In fact, initial analysis of viruses from tested birds showed no evidence of any highly pathogenic strains of avian influenza, H5 or otherwise, and none from the families of viruses found in wild birds that travel flyways through Europe and Asia, said Patrick Zimmer, director of policy and administration for the Canadian Co-operative Wildlife Health Centre.


"So far, they're just what would be expected as far as the normal kind of North American strains that are circulating in these wild birds as a reservoir," Zimmer said from Saskatoon, where the centre is headquartered. The centre conducted the study for the federal, provincial and territorial governments.
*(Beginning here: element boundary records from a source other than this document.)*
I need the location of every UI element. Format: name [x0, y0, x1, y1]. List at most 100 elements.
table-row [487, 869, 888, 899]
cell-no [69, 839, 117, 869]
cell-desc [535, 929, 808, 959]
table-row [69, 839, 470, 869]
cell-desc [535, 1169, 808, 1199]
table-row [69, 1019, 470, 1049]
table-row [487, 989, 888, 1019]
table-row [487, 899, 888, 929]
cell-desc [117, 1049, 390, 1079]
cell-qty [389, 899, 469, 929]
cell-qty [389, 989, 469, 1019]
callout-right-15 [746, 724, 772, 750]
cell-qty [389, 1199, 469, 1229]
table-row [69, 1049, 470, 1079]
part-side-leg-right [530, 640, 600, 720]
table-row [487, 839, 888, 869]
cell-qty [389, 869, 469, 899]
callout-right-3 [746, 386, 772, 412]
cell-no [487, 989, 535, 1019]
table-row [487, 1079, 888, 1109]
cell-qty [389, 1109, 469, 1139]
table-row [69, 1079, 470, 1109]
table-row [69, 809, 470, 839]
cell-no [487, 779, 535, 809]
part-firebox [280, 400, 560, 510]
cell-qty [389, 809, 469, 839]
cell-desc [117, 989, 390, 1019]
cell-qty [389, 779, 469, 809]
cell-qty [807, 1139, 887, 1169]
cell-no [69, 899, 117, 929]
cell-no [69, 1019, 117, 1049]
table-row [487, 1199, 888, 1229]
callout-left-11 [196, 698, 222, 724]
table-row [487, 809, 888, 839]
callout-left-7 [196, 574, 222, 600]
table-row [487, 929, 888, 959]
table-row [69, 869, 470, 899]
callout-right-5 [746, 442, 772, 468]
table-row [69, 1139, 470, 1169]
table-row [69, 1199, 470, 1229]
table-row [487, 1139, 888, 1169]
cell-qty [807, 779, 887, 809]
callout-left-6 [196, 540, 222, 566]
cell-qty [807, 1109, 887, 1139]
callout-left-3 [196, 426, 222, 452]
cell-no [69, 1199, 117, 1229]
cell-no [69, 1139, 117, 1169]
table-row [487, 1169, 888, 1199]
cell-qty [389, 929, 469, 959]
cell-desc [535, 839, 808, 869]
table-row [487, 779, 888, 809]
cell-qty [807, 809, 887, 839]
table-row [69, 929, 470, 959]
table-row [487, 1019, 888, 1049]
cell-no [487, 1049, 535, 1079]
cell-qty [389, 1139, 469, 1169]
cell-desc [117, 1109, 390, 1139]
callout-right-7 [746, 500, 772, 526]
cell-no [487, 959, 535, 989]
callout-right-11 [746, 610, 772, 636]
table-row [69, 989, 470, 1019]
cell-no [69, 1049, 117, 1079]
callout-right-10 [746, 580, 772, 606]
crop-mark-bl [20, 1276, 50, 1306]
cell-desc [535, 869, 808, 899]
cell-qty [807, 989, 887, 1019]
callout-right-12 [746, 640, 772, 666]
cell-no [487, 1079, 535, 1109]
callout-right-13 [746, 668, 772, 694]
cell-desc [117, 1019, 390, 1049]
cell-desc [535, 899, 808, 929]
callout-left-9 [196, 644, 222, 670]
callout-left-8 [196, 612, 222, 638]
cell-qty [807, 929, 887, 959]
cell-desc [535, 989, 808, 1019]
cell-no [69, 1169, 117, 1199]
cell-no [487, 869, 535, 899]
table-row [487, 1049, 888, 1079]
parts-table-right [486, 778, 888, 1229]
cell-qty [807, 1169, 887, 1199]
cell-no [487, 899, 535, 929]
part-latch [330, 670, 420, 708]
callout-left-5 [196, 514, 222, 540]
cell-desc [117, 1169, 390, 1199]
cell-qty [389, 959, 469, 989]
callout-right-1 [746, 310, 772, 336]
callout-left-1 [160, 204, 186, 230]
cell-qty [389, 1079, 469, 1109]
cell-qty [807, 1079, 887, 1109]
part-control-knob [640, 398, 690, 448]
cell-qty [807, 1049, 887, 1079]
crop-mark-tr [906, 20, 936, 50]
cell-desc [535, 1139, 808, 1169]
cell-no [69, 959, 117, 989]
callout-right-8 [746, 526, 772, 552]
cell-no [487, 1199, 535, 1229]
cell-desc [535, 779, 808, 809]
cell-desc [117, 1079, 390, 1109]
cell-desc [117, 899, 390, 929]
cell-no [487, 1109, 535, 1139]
The jury is still out over whether the Asian H5N1 viruses causing poultry outbreaks and occasional human deaths through parts of Asia, the Middle East and Africa are likely to make their way to North America via wild birds


There is more to this article, so I invite my readers to read the whole thing.


The expected introduction of infected birds from Asia or Africa via the Asian an North Atlantic Flyways hasn't apparently happened yet. Exactly why is unknown. While infected birds, particularly waterfowl, do fly, recent reports indicate they tend to fly less far than their health counterparts. That could play a role.


This lastest finding is likely to fuel the debate over the role of migratory birds in the spread of the virus. In some quarters, human trade in live poultry is seen as the primary culprit, while others look to migratory birds.


Once again, there is much we don't know. But, with studies such as these, we are learning.